How were they built? Mostly through the draft (see here for more details). The depth chart above shows the roster. The players were acquired via:
  • draft: Stephon Castle, Devin Vassell, Victor Wembanyana, Dylan Harper, Keldon Johnson, Carter Bryant 
  • trade: De'Aaron Fox, Harrison Barnes, Jordan McLaughlin, Kelly Olynyk
  • free agency: Julian Champagnie, Luke Kornet, Bismack Biyombo, Mason Plumlee, Lindy Waters III
As they did with Tim Duncan in 2002, the Spurs 'lucked out' in draft lottery positioning, enabling them to get Wemby first overall in 2023, Castle fourth overall in 2024, and Harper second overall in 2025. The first two won Rookie of the Year in their respective campaigns. But it's not all about the draft . . . free agents and trades are often necessary to round things out. The Spurs have key contributors from both spheres, but none more important than De'Aaron Fox, who came over from Sacramento via trade last season.

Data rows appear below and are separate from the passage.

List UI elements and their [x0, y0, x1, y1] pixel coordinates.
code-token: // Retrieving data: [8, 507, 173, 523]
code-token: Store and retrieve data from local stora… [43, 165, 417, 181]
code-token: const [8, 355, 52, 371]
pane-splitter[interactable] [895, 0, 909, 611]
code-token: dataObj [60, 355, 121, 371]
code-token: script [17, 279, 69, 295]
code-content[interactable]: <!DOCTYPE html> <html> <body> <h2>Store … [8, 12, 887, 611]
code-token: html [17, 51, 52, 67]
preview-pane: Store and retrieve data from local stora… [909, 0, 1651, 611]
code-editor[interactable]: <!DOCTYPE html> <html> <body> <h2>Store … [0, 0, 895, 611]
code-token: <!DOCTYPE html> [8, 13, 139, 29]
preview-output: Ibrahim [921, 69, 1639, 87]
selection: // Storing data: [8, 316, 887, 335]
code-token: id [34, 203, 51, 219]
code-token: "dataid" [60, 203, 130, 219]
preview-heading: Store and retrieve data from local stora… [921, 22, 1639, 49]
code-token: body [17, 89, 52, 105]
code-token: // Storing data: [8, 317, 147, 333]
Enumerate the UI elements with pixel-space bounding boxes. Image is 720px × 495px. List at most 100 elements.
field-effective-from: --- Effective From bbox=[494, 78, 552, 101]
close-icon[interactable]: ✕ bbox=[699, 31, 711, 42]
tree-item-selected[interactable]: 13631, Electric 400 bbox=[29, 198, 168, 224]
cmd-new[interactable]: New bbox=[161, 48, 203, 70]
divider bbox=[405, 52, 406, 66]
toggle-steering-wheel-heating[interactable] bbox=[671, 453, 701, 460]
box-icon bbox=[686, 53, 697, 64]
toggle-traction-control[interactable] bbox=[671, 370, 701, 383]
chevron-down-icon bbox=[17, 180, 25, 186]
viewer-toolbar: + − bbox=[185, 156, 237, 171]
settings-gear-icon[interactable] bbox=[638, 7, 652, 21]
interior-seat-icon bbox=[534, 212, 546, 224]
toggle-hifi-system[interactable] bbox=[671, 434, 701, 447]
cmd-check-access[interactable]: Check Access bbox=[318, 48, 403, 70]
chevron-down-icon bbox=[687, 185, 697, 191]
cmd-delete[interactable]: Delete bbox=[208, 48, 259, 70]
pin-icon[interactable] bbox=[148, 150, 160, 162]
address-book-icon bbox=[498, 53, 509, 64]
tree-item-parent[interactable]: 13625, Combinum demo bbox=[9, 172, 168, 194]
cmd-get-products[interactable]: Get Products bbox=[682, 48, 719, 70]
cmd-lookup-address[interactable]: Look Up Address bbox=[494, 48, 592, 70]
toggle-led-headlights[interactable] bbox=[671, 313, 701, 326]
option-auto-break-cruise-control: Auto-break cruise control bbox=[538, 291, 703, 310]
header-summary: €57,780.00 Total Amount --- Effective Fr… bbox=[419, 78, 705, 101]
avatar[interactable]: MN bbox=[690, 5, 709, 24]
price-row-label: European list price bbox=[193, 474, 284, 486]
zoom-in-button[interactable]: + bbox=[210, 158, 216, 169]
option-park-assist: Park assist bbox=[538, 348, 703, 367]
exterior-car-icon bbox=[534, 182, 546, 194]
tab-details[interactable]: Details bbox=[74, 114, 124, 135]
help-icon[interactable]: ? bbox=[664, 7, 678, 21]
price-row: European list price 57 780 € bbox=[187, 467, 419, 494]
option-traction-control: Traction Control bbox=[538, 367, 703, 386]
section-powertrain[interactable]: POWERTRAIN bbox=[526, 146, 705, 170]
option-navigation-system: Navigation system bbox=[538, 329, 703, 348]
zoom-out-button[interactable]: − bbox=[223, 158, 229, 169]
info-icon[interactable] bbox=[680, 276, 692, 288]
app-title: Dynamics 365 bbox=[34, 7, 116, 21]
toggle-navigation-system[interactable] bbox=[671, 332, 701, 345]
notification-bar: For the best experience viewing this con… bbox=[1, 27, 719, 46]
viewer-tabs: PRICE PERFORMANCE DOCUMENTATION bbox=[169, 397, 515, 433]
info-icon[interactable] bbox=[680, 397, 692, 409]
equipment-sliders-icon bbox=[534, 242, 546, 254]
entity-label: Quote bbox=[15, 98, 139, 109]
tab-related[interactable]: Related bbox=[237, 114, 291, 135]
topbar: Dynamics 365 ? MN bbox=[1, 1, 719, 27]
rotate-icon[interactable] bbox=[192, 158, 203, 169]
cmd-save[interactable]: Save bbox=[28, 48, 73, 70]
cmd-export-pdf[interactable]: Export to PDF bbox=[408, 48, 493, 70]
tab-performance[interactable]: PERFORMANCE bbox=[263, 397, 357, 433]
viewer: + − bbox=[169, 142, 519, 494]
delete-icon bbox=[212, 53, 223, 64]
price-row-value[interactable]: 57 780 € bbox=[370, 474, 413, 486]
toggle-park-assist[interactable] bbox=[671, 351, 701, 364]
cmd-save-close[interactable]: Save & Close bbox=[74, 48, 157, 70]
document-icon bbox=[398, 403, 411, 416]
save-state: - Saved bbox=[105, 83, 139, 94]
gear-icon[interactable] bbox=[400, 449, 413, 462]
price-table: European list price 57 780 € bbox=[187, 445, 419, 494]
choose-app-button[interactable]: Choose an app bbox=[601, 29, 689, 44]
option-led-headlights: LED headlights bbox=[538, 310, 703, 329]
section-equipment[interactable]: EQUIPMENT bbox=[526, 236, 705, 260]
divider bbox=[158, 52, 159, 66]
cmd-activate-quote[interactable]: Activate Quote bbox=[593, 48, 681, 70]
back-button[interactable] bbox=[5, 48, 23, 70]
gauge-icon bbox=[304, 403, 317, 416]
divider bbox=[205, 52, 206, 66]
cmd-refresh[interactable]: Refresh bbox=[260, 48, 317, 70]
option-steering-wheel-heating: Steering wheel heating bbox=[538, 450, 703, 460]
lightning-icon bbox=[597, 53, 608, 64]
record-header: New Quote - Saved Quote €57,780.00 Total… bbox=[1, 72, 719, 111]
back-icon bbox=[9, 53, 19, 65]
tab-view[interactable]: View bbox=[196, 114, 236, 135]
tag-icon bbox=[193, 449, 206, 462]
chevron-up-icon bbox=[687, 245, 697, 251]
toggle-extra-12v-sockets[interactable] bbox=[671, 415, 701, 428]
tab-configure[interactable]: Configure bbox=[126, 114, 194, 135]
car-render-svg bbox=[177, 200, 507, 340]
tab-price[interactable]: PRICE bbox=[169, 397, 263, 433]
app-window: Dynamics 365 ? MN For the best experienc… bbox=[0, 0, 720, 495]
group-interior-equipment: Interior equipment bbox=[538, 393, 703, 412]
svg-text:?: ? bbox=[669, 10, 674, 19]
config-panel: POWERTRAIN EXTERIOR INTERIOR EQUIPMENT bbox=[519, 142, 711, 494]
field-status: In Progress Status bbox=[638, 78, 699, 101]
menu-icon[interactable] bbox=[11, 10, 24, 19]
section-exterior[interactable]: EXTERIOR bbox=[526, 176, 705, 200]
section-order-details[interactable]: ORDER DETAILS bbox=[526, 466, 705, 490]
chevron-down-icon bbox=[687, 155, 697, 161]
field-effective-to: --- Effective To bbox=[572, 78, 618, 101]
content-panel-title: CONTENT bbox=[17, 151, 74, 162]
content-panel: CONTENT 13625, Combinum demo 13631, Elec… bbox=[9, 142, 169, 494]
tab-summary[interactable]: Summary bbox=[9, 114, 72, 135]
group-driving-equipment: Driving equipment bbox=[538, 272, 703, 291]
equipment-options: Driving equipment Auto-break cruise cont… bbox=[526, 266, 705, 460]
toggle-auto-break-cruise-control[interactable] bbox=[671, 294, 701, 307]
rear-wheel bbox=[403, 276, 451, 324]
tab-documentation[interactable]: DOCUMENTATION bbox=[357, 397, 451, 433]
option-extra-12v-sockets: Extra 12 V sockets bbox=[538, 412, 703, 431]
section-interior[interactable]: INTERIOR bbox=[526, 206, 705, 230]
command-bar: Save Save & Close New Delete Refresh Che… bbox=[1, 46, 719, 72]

Who are their stars? The Big Four are Wemby (the NBA's Defensive Player of the Year and MVP runner-up), Fox, Castle, and Harper. These four players give the Spurs a formidable center and deep backcourt (which also includes Keldon Johnson, the NBA's Sixth Man of the Year). Though not at the same level, the Spurs also have solid forwards in Vassell, Champagnie, Bryant, and Barnes.
Wemby and Fox (image from here)
Castle and Harper (image from here)
What does the future hold? Who knows, of course. Game One in this year's finals is on Wednesday, and the Knicks are formidable. (Sidenote: this is also a rematch of the 1998-99 Finals.) But beyond this year, the team is young and should be competitive for years to come. Do we have another Spurs dynasty on our hands? Far too early to say. But the future is bright in San Antonio . . . go Spurs go!